Difficulty: Easy | Acceptance: 48.80% | Paid: No Topics: Math
A perfect number is a positive integer that is equal to the sum of its positive divisors, excluding the number itself. A divisor of an integer x is an integer that can divide x evenly.
Given an integer num, return true if num is a perfect number, otherwise return false.
- Examples
- Constraints
- Brute Force Iteration
- Square Root Optimization
- Euclid-Euler Theorem
Examples
Example 1
Input:
num = 28
Output:
true
Explanation: 28 = 1 + 2 + 4 + 7 + 14 1, 2, 4, 7, and 14 are all divisors of 28.
Example 2
Input:
num = 7
Output:
false
Constraints
1 <= num <= 10^8
Brute Force Iteration
Intuition The most straightforward approach is to iterate through all numbers from 1 to num - 1. For each number, check if it divides num evenly. If it does, add it to a running sum. Finally, compare the sum to num.
Steps
- Initialize a sum variable to 0.
- Loop from 1 to num - 1.
- If num is divisible by the current iterator, add the iterator to the sum.
- After the loop, return true if sum equals num, otherwise false.
class Solution:
def checkPerfectNumber(self, num: int) -> bool:
if num <= 1:
return False
total_sum = 0
for i in range(1, num):
if num % i == 0:
total_sum += i
return total_sum == num
Complexity
- Time: O(N) - We iterate up to N times.
- Space: O(1) - We only use a variable for the sum.
- Notes: This approach is inefficient for large numbers (e.g., close to 10⁸) and may result in a Time Limit Exceeded error on LeetCode.
Square Root Optimization
Intuition Divisors come in pairs. If i divides num, then num / i also divides num. For example, for 28, if we find 2, we also find 14. We only need to iterate up to the square root of num to find all divisor pairs.
Steps
- Handle edge case: if num <= 1, return false.

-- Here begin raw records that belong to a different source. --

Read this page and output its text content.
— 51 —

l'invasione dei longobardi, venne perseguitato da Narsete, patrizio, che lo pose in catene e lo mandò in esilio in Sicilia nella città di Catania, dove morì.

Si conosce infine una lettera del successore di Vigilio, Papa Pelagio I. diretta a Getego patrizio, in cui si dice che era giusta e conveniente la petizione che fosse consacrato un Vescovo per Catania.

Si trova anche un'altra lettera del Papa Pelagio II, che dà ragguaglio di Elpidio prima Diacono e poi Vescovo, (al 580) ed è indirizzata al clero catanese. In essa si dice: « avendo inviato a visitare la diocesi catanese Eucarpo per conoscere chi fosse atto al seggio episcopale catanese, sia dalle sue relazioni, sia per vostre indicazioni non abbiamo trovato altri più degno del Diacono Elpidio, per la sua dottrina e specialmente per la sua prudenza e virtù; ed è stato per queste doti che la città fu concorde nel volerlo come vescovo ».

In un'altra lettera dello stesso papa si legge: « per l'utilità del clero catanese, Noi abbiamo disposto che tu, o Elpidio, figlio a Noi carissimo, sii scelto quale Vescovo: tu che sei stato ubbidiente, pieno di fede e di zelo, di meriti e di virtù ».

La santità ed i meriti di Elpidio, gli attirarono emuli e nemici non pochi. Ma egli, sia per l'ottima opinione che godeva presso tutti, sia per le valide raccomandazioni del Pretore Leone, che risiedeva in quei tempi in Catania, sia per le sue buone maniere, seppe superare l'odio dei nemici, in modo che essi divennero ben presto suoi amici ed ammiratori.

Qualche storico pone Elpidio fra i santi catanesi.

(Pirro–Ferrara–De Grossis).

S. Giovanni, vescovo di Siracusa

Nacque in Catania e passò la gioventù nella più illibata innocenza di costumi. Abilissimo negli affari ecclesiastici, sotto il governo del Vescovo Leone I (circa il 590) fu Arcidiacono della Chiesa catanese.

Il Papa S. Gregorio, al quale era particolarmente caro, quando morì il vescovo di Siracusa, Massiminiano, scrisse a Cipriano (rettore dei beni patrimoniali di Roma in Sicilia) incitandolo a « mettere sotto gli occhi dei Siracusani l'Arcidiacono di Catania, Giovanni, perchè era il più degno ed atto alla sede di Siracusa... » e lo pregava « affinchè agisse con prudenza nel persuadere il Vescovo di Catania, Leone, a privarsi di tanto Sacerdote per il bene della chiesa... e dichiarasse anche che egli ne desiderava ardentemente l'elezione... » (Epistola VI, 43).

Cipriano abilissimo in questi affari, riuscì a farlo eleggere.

- Initialize sum to 1 (since 1 is always a divisor for num > 1).
- Loop from 2 up to the square root of num.
- If i divides num:
- Add i to the sum.
- If i is not equal to num / i (to avoid adding the square root twice), add num / i to the sum.
- Return true if sum equals num, otherwise false.
class Solution:
def checkPerfectNumber(self, num: int) -> bool:
if num <= 1:
return False
total_sum = 1
i = 2
while i * i <= num:
if num % i == 0:
total_sum += i
if i != num // i:
total_sum += num // i
i += 1
return total_sum == num
Complexity
- Time: O(√N) - We iterate only up to the square root of N.
- Space: O(1) - Constant space usage.
- Notes: This is the standard optimal approach for general divisor sum problems.
Euclid-Euler Theorem
Intuition According to the Euclid-Euler theorem, every even perfect number can be represented as 2^(p-1) * (2^p - 1), where (2^p - 1) is a prime number (specifically a Mersenne prime). Given the constraint 1 <= num <= 10⁸, there are only a few perfect numbers that exist. We can simply check if the input matches one of these known values.
Steps
- Identify the list of perfect numbers within the constraint range: 6, 28, 496, 8128, 33550336.
- Check if the input num exists in this set.
- Return true if it does, false otherwise.
class Solution:
def checkPerfectNumber(self, num: int) -> bool:
# Known perfect numbers within the 10^8 limit
return num in {6, 28, 496, 8128, 33550336}
Complexity
- Time: O(1) - Set lookup or simple comparison is constant time.
- Space: O(1) - The set of known numbers is fixed and very small.
- Notes: This is the fastest solution for this specific problem due to the limited input range, but it relies on mathematical pre-knowledge rather than algorithmic calculation.